Desde Nicaragua, Douglas Castro-Quezada aporta una perspectiva clave: la democracia también puede morir antes de que el autoritarismo llegue al poder. En su país, explica, Daniel Ortega erosionó la democracia mientras estaba en la oposición, deslegitimándola y exigiéndole resultados —desarrollo, bienestar, prosperidad— que no forman parte de su naturaleza. «La democracia no es un sistema para garantizar felicidad, es un mecanismo para resolver conflictos y para quitar gobiernos», afirma. Cuando se le pide a la democracia lo que no puede dar, se prepara el terreno para su destrucción. Además, Castro advierte que el deterioro no siempre viene del Ejecutivo: una oposición antidemocrática, un Legislativo obstruccionista o un Poder Judicial corrompido también pueden ser letales.

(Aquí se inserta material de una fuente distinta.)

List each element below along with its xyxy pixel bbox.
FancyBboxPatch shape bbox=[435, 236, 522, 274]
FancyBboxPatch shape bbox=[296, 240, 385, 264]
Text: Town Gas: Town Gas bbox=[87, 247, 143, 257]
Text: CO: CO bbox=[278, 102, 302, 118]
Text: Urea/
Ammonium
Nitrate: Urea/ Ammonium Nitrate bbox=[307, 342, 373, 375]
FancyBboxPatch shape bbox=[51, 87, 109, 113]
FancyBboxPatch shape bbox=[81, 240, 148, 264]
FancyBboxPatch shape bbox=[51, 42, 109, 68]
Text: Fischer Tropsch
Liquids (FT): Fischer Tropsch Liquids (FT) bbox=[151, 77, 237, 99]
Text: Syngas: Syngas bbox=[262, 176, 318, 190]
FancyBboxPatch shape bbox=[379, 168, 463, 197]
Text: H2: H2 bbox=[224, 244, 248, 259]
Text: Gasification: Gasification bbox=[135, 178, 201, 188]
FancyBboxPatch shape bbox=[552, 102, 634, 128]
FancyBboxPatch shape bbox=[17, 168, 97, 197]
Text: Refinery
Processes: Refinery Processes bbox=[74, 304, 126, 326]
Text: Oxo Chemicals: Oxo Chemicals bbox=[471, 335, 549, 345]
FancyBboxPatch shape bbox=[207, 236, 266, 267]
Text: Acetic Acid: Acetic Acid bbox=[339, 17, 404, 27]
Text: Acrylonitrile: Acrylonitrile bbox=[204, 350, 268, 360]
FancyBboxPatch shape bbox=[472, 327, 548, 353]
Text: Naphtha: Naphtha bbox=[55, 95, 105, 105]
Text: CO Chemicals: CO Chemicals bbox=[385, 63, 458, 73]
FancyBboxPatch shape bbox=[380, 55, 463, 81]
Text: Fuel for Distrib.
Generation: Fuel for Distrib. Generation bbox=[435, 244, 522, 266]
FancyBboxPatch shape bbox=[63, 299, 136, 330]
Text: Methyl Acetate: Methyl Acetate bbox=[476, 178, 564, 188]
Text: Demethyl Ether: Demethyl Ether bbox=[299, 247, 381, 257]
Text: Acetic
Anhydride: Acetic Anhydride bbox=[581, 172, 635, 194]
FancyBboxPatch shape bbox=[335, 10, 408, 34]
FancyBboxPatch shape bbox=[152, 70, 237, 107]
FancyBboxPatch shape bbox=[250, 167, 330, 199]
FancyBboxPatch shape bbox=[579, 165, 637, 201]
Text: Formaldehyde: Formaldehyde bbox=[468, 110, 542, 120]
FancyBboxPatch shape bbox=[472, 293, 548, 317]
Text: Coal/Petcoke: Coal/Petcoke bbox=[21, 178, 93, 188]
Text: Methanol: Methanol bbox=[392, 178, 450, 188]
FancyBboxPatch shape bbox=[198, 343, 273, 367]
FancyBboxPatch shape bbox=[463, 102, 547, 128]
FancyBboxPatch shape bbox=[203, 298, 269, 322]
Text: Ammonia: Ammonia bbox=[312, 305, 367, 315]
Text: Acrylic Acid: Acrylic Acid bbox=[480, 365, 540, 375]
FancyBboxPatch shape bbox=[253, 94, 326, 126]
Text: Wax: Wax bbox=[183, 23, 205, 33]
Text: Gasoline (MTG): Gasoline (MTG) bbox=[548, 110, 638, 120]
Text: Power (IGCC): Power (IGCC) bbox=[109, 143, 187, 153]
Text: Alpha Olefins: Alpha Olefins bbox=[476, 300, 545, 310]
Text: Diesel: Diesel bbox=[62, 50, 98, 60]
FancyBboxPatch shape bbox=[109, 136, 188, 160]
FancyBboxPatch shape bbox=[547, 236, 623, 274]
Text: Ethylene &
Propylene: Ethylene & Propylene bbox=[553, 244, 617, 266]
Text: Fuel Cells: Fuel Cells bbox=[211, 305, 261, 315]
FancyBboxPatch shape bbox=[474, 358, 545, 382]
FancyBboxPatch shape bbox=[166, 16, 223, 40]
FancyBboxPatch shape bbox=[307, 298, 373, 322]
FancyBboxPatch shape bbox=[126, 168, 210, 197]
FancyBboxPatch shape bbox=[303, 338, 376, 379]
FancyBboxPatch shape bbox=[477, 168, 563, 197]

El episodio dialoga explícitamente con las ideas de Levitsky y Ziblatt, autores de Cómo mueren las democracias, que identifican cuatro señales de alarma: la falta de compromiso ciudadano con las reglas democráticas; el debilitamiento de los controles institucionales (especialmente la justicia); la persecución o deslegitimación de la crítica y los medios; y, finalmente, la alteración de las reglas electorales.

Para los participantes, América Latina ofrece ejemplos dolorosamente claros de cada uno de estos pasos. Luz Escobar agrega una advertencia final: el chantaje autoritario que ofrece seguridad a cambio de libertad, como ocurre hoy en El Salvador, es una de las puertas más peligrosas hacia el retroceso democrático.

El cierre del episodio deja una conclusión inquietante, pero necesaria: las democracias no mueren cuando llegan los tanques, sino cuando los ciudadanos aceptan pequeñas renuncias cotidianas, cuando se normaliza la arbitrariedad y cuando se posterga el momento de llamar a las cosas por su nombre. Las dos orillas propone así una lectura incómoda, pero urgente: entender cómo murieron las democracias en Cuba, Venezuela y Nicaragua no es un ejercicio histórico, sino una advertencia viva para las democracias que aún creen estar a salvo.